Transcriptional profile associated with human oocyte meiotic maturation. Transcriptional profile associated with human oocyte meiotic maturation

The transition from a transcriptionally active state (GV) to a transcriptionally inactive state (mature MII oocytes) is one of the requirements for the acquisition of oocyte developmental competence. After maturation, oocytes are mostly transcriptionally quiescent, and developmental competence prior to embryonic genome activation (EGA) relies on maternal RNA and proteins. The landscape of expressed genes at the MII stage could be mostly driven by post-transcriptional mechanisms, such as alternative splicing (AS). With the development of single cell transcriptome analysis, genome wide AS analysis becomes technically feasible and available to fully characterize the AS patterns in human oocytes. Profiling spliced mRNA isoforms might provide novel information on the molecular mechanisms driving early development, and might be a source of potential biomarkers of oocyte quality. The goal of the present study is to perform a transcriptomic analysis in oocytes at different stages of maturation, to identify the profiles of alternative spliced isoforms produced in both oocyte’ stages. Overall design: A total of 12 in vivo matured (MII) and 4 non-matured (GV stage) oocytes from 16 women undergoing oocyte donation were included in this study, processed and analyzed individually. Average women age was 28 ± 4.7 years (range 21-34), with a mean antral follicle count (AFC) of 21 ± 10.7 follicles (range 5-43). Oocytes were divided in 4 experimental groups (4 oocytes in each group) according to their maturation stage, and the age and AFC of the women (mean ± SD): GV oocytes from women up to 30 years old with high AFC (GV group; 26±4.1 years old and 27±13 follicles), MII oocytes from women up to 30 years old with high AFC (H-MII group; 26±4.6 years old and 24±3 follicles), MII oocytes from women with low AFC (L-MII group; 27±5.4 years old and 7±1 follicles) and MII oocytes from women above 31 years old with high AFC (O-MII group; 32.8±1.5 years old and 27±6 follicles). Total RNA from each oocyte independently was isolated, amplified, labeled, and hybridized on HTA 2.0 arrays (Affymetrix).

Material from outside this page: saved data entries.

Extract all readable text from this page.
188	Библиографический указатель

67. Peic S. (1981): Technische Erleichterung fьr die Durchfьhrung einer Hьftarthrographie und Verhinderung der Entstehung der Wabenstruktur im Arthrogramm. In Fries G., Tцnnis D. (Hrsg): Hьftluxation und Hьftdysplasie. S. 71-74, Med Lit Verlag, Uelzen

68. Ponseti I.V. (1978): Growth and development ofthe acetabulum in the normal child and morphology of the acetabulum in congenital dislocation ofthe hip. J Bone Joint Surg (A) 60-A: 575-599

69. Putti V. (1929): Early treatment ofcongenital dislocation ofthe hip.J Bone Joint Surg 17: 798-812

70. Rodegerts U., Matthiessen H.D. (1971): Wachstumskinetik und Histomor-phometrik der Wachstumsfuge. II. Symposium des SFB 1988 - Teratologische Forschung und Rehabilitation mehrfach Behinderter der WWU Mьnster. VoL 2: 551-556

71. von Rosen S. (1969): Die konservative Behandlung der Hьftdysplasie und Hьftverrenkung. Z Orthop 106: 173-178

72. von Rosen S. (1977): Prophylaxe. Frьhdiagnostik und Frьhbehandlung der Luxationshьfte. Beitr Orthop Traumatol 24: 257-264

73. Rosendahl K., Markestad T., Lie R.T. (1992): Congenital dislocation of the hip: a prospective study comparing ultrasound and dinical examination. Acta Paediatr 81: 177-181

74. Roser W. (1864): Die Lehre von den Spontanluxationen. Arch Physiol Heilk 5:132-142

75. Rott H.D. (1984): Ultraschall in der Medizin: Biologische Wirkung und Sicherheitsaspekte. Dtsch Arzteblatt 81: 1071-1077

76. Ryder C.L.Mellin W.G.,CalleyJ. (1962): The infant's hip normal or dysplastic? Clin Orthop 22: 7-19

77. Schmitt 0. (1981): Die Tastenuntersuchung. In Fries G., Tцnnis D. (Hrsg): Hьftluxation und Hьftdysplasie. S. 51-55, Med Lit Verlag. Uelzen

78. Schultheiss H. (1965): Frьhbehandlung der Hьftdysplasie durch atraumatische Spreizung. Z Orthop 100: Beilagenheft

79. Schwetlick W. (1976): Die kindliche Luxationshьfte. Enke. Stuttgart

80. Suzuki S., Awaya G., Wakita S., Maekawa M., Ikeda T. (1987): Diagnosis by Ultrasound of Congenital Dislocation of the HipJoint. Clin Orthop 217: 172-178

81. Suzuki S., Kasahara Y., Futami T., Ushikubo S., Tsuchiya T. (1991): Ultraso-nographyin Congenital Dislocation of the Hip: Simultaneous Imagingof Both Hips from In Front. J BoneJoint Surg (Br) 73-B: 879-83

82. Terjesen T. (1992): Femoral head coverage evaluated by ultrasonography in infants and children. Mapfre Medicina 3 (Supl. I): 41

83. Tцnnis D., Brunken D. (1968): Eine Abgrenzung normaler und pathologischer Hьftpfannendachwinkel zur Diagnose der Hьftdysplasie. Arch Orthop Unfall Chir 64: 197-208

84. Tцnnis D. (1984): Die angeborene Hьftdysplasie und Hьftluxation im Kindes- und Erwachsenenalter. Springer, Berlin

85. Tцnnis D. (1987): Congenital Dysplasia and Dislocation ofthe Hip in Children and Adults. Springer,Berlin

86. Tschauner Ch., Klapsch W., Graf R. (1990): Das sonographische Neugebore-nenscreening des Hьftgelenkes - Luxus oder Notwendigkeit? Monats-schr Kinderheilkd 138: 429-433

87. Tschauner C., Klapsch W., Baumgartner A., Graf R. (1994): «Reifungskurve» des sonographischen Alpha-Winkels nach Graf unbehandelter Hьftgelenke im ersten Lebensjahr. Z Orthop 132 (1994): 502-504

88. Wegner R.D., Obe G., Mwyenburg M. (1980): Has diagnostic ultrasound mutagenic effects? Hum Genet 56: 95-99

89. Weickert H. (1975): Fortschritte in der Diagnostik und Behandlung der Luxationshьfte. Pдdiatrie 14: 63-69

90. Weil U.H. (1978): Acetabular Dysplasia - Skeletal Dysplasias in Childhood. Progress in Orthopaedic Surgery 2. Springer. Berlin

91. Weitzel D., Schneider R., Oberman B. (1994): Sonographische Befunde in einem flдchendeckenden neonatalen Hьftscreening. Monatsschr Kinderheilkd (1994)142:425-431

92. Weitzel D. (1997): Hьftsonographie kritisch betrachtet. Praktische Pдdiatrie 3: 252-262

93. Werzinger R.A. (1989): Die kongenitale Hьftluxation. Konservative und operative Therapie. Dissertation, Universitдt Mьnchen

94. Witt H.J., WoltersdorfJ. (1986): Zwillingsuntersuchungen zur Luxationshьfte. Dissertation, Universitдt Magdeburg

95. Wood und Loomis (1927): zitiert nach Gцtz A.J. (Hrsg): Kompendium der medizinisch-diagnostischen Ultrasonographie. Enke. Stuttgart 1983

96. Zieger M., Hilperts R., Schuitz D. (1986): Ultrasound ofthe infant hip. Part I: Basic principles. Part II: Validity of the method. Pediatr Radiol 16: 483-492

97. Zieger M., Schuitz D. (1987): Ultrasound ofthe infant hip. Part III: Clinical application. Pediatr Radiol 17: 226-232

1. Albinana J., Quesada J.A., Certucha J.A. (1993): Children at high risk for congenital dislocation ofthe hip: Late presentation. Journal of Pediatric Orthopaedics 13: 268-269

转录活跃状态（GV，生发泡期，germinal vesicle）向转录非活跃状态（成熟MII（减数分裂II期）卵母细胞）的转变，是卵母细胞获得发育潜能的必要条件之一。成熟后的卵母细胞大多处于转录静止状态，而胚胎基因组激活（EGA，embryonic genome activation）前的发育潜能依赖于母源RNA与蛋白质。MII阶段的表达基因谱，其调控大多由可变剪接（AS，alternative splicing）这类转录后机制所驱动。随着单细胞转录组分析技术的发展，全基因组可变剪接分析已在技术上具备可行性，得以全面解析人类卵母细胞中的可变剪接模式。对剪接mRNA异构体的分析，或可为解析早期发育的分子机制提供全新见解，同时也可能成为评估卵母细胞质量的潜在生物标志物来源。本研究的目标是对不同成熟阶段的卵母细胞开展转录组学分析，以鉴定两种卵母细胞成熟阶段所产生的可变剪接异构体谱。总体实验设计：本研究共纳入16名接受卵母细胞捐赠的女性的12枚体内成熟MII卵母细胞与4枚未成熟GV期卵母细胞，所有样本均单独处理与分析。受试者平均年龄为28±4.7岁（年龄范围21~34岁），平均窦卵泡计数（AFC，antral follicle count）为21±10.7个（计数范围5~43个）。根据卵母细胞成熟阶段，以及供体女性的年龄与窦卵泡计数，将样本分为4个实验组（每组包含4枚卵母细胞）：1. GV组：来自年龄≤30岁、高窦卵泡计数供体的GV期卵母细胞（供体年龄26±4.1岁，窦卵泡计数27±13个）；2. H-MII组：来自年龄≤30岁、高窦卵泡计数供体的MII卵母细胞（供体年龄26±4.6岁，窦卵泡计数24±3个）；3. L-MII组：来自低窦卵泡计数供体的MII卵母细胞（供体年龄27±5.4岁，窦卵泡计数7±1个）；4. O-MII组：来自年龄≥31岁、高窦卵泡计数供体的MII卵母细胞（供体年龄32.8±1.5岁，窦卵泡计数27±6个）。每枚卵母细胞的总RNA均独立提取、扩增并标记后，在Affymetrix HTA 2.0基因芯片上完成杂交。